Defensores da reforma apontam que ela exige a migração de todos os canais de televisão para tecnologia digital até 2006, o que, segundo eles, aumentaria a concorrência. Como a tecnologia prevista é terrestre (e não por satélite), o custo ficará em cerca de US$ 750 milhões para a Mediaset e para sua concorrente estatal RAI.

Eric Sylvers, do New York Times [28/11/03], reporta que, após a provável aprovação da nova lei de mídia no senado, o presidente Carlos Ciampi terá prazo de um mês para sancioná-la. O prazo é exatamente o que Berlusconi precisa para evitar que, cumprindo ordem da Corte Constitucional italiana, tenha de converter imediatamente para sistema digital uma das redes da Mediaset, o que causaria perda de publicidade.

 

ARÁBIA SAUDITA

Uma casa em que moram três mulheres sauditas é invadida por um ladrão. Ao ouvirem barulho no andar de baixo, colocam seus véus e saem para chamar a polícia. Quando chega, o policial não quer entrar para investigar porque não há um homem presente. “Juro por Deus que adoraria ajudá-las”, desculpa-se.

Cenas como essa têm provocado gargalhadas na grande audiência do seriado humorístico saudita Tash Ma Tash. No episódio Sem um mahram (guardião masculino), são ironizados os problemas que a lei islâmica traz às mulheres, obrigadas a sempre andarem com algum homem. Uma delas tem o cartão engolido por um caixa eletrônico, mas não pode entrar na agência bancária para pedir ajuda pois é um ambiente restrito aos homens. Outra arrasta um avô surdo ao restaurante, pois não pode comer sozinha.

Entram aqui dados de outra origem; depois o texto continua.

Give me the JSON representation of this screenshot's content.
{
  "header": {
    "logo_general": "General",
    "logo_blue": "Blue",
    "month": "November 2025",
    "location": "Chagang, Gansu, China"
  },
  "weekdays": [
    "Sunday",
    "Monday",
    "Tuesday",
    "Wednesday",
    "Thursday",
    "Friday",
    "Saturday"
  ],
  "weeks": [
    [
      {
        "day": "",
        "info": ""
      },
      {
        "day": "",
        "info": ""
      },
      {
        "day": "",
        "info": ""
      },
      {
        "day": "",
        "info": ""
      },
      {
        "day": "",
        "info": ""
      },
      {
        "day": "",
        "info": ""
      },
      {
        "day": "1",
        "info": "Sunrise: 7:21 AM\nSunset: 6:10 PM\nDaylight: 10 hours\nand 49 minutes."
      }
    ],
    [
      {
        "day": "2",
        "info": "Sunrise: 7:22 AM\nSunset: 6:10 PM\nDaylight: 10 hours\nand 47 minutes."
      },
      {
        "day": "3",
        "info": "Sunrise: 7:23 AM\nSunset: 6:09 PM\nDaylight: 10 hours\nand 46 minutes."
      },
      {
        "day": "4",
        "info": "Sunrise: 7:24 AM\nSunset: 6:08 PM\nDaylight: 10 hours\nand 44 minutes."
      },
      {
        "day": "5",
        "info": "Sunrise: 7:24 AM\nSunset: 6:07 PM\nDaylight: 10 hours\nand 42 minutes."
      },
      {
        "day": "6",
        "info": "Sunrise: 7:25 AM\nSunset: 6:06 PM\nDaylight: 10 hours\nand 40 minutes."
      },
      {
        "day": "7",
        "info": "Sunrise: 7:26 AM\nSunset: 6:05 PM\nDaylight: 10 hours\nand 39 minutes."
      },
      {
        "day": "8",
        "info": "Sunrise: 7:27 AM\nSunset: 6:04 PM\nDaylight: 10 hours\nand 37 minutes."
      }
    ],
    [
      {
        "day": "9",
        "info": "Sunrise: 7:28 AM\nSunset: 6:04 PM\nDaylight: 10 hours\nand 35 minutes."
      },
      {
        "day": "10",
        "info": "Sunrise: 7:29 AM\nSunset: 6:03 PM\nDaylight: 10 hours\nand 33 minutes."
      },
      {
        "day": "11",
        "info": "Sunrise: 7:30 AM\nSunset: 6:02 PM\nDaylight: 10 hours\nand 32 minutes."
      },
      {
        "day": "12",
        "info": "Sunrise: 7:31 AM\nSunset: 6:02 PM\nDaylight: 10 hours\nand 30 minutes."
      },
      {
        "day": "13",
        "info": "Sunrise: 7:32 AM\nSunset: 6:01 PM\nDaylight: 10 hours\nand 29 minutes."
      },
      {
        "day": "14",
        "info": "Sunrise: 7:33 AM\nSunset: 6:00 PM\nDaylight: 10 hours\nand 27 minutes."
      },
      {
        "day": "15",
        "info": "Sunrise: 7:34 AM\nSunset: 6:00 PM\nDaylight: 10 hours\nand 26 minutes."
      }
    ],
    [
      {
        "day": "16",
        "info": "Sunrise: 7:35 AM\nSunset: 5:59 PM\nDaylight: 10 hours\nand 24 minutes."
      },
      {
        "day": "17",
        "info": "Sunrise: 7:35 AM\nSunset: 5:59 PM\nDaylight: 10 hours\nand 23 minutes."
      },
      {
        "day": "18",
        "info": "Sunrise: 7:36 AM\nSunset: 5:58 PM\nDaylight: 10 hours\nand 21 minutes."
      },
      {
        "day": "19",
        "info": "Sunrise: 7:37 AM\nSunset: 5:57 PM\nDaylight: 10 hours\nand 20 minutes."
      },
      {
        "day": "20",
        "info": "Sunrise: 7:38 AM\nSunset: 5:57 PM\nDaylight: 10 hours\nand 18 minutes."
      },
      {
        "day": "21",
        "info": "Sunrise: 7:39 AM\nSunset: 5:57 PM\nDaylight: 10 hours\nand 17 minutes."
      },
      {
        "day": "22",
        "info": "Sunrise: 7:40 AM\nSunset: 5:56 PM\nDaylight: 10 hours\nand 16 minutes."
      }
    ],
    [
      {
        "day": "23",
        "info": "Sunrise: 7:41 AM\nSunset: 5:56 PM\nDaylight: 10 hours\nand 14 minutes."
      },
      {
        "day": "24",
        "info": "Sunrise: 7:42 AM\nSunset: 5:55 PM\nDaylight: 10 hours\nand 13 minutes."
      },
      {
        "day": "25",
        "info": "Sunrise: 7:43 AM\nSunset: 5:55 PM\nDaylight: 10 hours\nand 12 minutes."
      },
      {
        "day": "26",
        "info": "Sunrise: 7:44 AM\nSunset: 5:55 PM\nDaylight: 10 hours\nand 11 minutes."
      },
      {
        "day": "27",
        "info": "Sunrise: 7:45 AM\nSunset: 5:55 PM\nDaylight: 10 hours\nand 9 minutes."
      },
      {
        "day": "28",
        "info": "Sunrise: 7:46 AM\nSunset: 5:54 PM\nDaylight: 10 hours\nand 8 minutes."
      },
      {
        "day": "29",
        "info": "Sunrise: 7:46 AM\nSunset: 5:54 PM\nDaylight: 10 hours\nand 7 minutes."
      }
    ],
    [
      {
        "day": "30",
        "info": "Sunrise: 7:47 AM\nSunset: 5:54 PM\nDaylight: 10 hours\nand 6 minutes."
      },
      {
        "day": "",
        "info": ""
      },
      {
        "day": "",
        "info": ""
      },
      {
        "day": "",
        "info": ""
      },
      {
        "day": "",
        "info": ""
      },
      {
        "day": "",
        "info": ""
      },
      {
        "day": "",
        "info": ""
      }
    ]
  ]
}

Agrada gregos, mas não troianos

Em reportagem para The New York Times [24/11/03], Neil Farquhar conta que as piadas sobre a tradição islâmica não agradaram os conservadores religiosos. Teólogos escreveram diversas fatwas (decretos religiosos) condenando a atração, que existe há 11 anos e tem seus 20 episódios anuais exibidos justamente durante o Ramadã, mês sagrado muçulmano.

“Em nome de Deus, proíbo que se atue em ou que se assista a uma série como essa” dizia um desses documentos. Um grupo de religiosos organizou um protesto exigindo que o governo tire Tash Ma Tash do ar. A censura já proibiu alguns capítulos, como um em que o alvo das piadas era a burocracia do governo. No entanto, o programa tem a proeza de atrair grande público para a TV do Estado, que passa praticamente só debates religiosos que pouca gente agüenta assistir.

 

TV AMERICANA

A suposta perda de espectadores homens entre 18 e 34 anos ? faixa mais valorizada pelos anunciantes ? causa preocupação entre as grandes emissoras de TV americanas. Desde o ano passado, as redes teriam registrado 8% de diminuição nessa faixa durante o horário nobre, segundo a Nielsen Media Research, empresa que mede a audiência nos EUA. Algumas delas chegaram a criar pacotes especiais que concedem tempo adicional gratuito ao anunciante que não tiver a audiência prometida para suas propagandas.

Contudo, segundo a Reuters [25/11/03], a origem da queda pode não estar totalmente numa mudança de hábito dos telespectadores. A Nielsen publicou documento explicando que alterou a composição de sua amostragem, incluindo maior número de “homens jovens dependentes” (que vivem com adultos mais velhos), grupo que tradicionalmente assiste a menos TV. Essa mudança pode ser responsável por pelo menos metade dos 8%. Outros fatores difíceis de medir são o aumento no uso de videogames e o quanto os jovens assistem TV fora de casa, fugindo ao controle da Nielsen.